Robin Campillo: I am not fascinated by the screenplay. If we could do without it, it would be fine with me. In France, people are obsessed with developing screenplays! If you told me that a screenplay was being used to find funding, I would understand. The problem is that it just adds to the list of "to dos" for the production. A screenplay is not a set of problems that need to be solved. In cinema, we lend too much weight to the idea of a piece of fiction relying on the screenplay.
Do people think too much in terms of the story?

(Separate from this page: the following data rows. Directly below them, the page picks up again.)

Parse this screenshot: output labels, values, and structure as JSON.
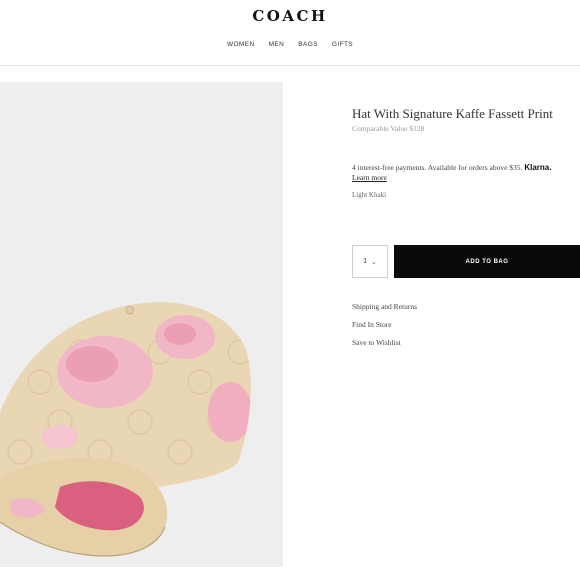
{
  "header": {
    "logo": "COACH",
    "nav": [
      "WOMEN",
      "MEN",
      "BAGS",
      "GIFTS"
    ]
  },
  "product": {
    "title": "Hat With Signature Kaffe Fassett Print",
    "comparable_value": "Comparable Value $128",
    "klarna": {
      "text": "4 interest-free payments. Available for orders above $35.",
      "brand": "Klarna.",
      "learn_more": "Learn more"
    },
    "color": "Light Khaki",
    "quantity": "1",
    "add_to_bag": "ADD TO BAG",
    "links": {
      "shipping": "Shipping and Returns",
      "find_in_store": "Find In Store",
      "wishlist": "Save to Wishlist"
    },
    "image_colors": {
      "background": "#eeeeee",
      "cap_base": "#e9d6b4",
      "flower_pink": "#f2b7c6",
      "flower_dark": "#d9607e"
    }
  }
}
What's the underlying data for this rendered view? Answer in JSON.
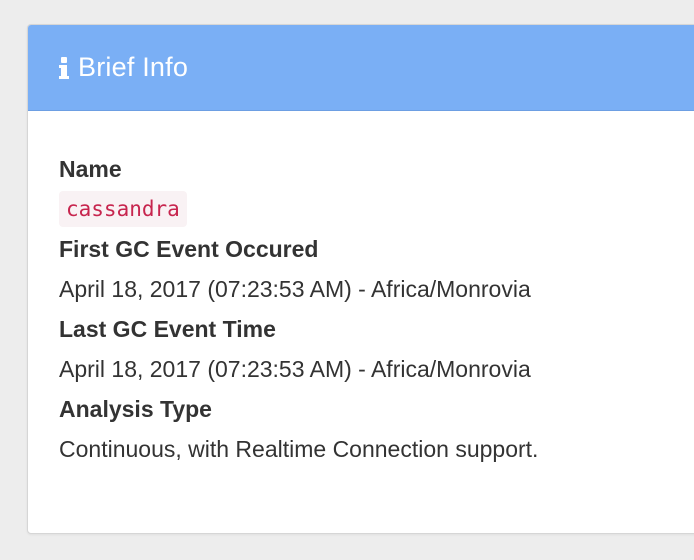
{
  "panel": {
    "title": "Brief Info",
    "icon": "info-icon",
    "header_color": "#7aaff5"
  },
  "fields": {
    "name_label": "Name",
    "name_value": "cassandra",
    "first_gc_label": "First GC Event Occured",
    "first_gc_value": "April 18, 2017 (07:23:53 AM) - Africa/Monrovia",
    "last_gc_label": "Last GC Event Time",
    "last_gc_value": "April 18, 2017 (07:23:53 AM) - Africa/Monrovia",
    "analysis_type_label": "Analysis Type",
    "analysis_type_value": "Continuous, with Realtime Connection support."
  }
}
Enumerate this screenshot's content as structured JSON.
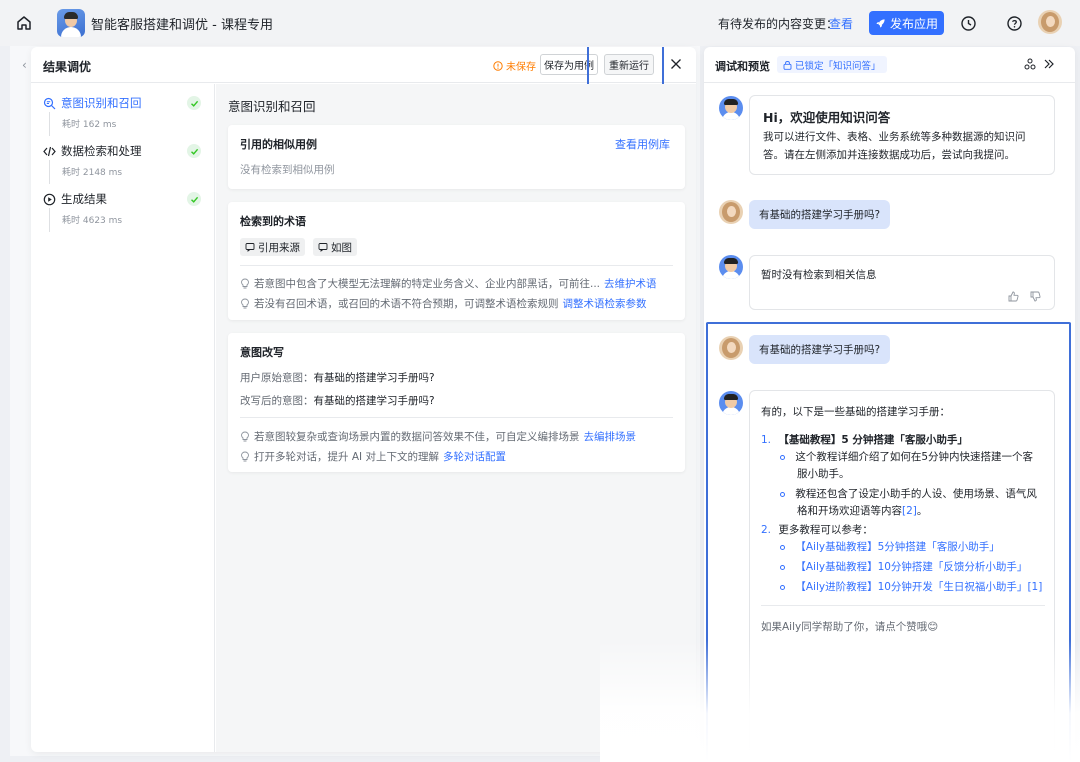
{
  "topbar": {
    "app_title": "智能客服搭建和调优 - 课程专用",
    "pending_text": "有待发布的内容变更：",
    "pending_link": "查看",
    "publish_label": "发布应用"
  },
  "result_panel": {
    "title": "结果调优",
    "unsaved": "未保存",
    "save_case": "保存为用例",
    "rerun": "重新运行",
    "steps": [
      {
        "label": "意图识别和召回",
        "time": "耗时 162 ms"
      },
      {
        "label": "数据检索和处理",
        "time": "耗时 2148 ms"
      },
      {
        "label": "生成结果",
        "time": "耗时 4623 ms"
      }
    ],
    "detail_title": "意图识别和召回",
    "similar_cases": {
      "title": "引用的相似用例",
      "link": "查看用例库",
      "empty": "没有检索到相似用例"
    },
    "terms": {
      "title": "检索到的术语",
      "tag1": "引用来源",
      "tag2": "如图",
      "tip1_text": "若意图中包含了大模型无法理解的特定业务含义、企业内部黑话，可前往...",
      "tip1_link": "去维护术语",
      "tip2_text": "若没有召回术语，或召回的术语不符合预期，可调整术语检索规则",
      "tip2_link": "调整术语检索参数"
    },
    "rewrite": {
      "title": "意图改写",
      "orig_key": "用户原始意图：",
      "orig_val": "有基础的搭建学习手册吗?",
      "new_key": "改写后的意图：",
      "new_val": "有基础的搭建学习手册吗?",
      "tip1_text": "若意图较复杂或查询场景内置的数据问答效果不佳，可自定义编排场景",
      "tip1_link": "去编排场景",
      "tip2_text": "打开多轮对话，提升 AI 对上下文的理解",
      "tip2_link": "多轮对话配置"
    }
  },
  "debug_panel": {
    "title": "调试和预览",
    "lock": "已锁定「知识问答」",
    "welcome_title": "Hi，欢迎使用知识问答",
    "welcome_text": "我可以进行文件、表格、业务系统等多种数据源的知识问答。请在左侧添加并连接数据成功后，尝试向我提问。",
    "user_q1": "有基础的搭建学习手册吗?",
    "bot_a1": "暂时没有检索到相关信息",
    "user_q2": "有基础的搭建学习手册吗?",
    "answer": {
      "intro": "有的，以下是一些基础的搭建学习手册：",
      "item1_num": "1.",
      "item1_title": "【基础教程】5 分钟搭建「客服小助手」",
      "item1_sub1_line1": "这个教程详细介绍了如何在5分钟内快速搭建一个客",
      "item1_sub1_line2": "服小助手。",
      "item1_sub2_line1": "教程还包含了设定小助手的人设、使用场景、语气风",
      "item1_sub2_line2": "格和开场欢迎语等内容",
      "item1_sub2_ref": "[2]",
      "item1_sub2_end": "。",
      "item2_num": "2.",
      "item2_title": "更多教程可以参考：",
      "links": [
        "【Aily基础教程】5分钟搭建「客服小助手」",
        "【Aily基础教程】10分钟搭建「反馈分析小助手」",
        "【Aily进阶教程】10分钟开发「生日祝福小助手」"
      ],
      "link3_ref": "[1]",
      "outro": "如果Aily同学帮助了你，请点个赞哦😊"
    }
  },
  "colors": {
    "accent": "#3370ff",
    "warning": "#ff7d00",
    "success": "#34c724",
    "highlight": "#3f6fd8"
  },
  "icons": [
    "home-icon",
    "rocket-icon",
    "history-icon",
    "help-icon",
    "close-icon",
    "search-intent-icon",
    "code-icon",
    "play-circle-icon",
    "check-icon",
    "bulb-icon",
    "quote-icon",
    "lock-icon",
    "share-icon",
    "double-chevron-right-icon",
    "thumb-up-icon",
    "thumb-down-icon",
    "chevron-left-icon",
    "warning-circle-icon"
  ]
}
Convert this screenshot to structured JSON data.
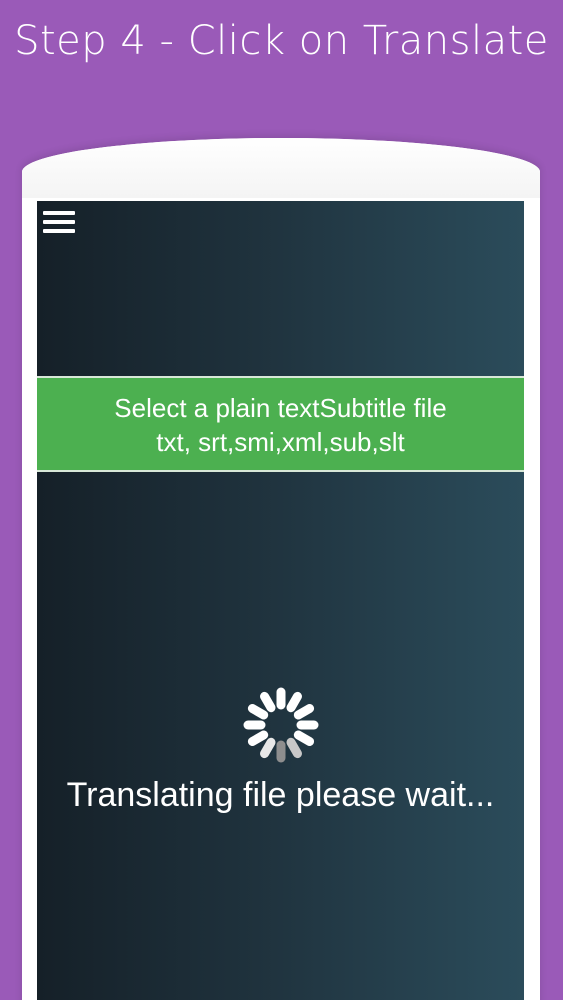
{
  "promo": {
    "title": "Step 4 - Click on Translate"
  },
  "app": {
    "menu_icon": "hamburger-menu-icon",
    "file_select": {
      "line1": "Select a plain textSubtitle file",
      "line2": "txt, srt,smi,xml,sub,slt",
      "color": "#4cb050"
    },
    "loading": {
      "spinner_icon": "loading-spinner-icon",
      "text": "Translating file please wait..."
    }
  },
  "colors": {
    "background": "#9a5ab8",
    "screen_dark": "#152028",
    "screen_light": "#2b4c5b",
    "accent_green": "#4cb050"
  }
}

Exactly, they confuse the story and fiction. I think the important thing is that the book or novel on which a film is based has the sort of structure that lends itself to cinema, a mechanism that, like the heart of a robot, can be embedded in a film. Deep down, it's not so much about the story you're telling. It's not so much about the pictures or the acting as about the dynamics at the heart of the story. The way things are developed and the structures seem to me to be very important points, more important than the dialogue, for example, which comes one after the other. In the end, they just take care of themselves. During filming, for example, you see what the actors can manage and cannot manage to say. You need to let the film emerge rather than go out and look for it and end up being knocked over by it.
What is this machine in Heading South?
This Dany Laferrière collection interested us because it's a fake novel or a collection of fake short stories. You can't separate them from each other, they build upon one another. This choppy style smacks of Haiti, of situations, characters, of their being unable to grasp an impression of their environment, their culture, their nation. There is something about them which is a bit like 'La Nef Des Fous', the painting by Jérôme Bosch: crazy details that create a setting, a machine in which you could write a piece of fiction. Laferrière is a writer who re-writes his own novels, who works on them over and again, and this is not pejorative. His writing has an obsessive quality about it. It is a time loop that revolves around a secret that doesn't exist. These short stories show that there is no centre. They are satellites revolving around nothingness. The short story that inspired us is made up of three monologues.
Did you work on three short stories?
Yes, because we wanted elements not completely based on fiction, counterpoints which are faithful to this "island chain" structure. We mixed together other novels and things that he told us. In addition, we used what a woman told us. Once again, it is not so much what she said that struck a chord with us, but what she embodies. We saw something of the characters from the short stories in her. She said really fascinating things: that in France she was no longer desirable to anyone, as well as what you had to accept and what you had to experience. Not being desirable means no one looking at you, getting no attention. I also think that the issue was not just that she pulled herself together and took her fate in her hands, but that this move to go to the islands made her independent.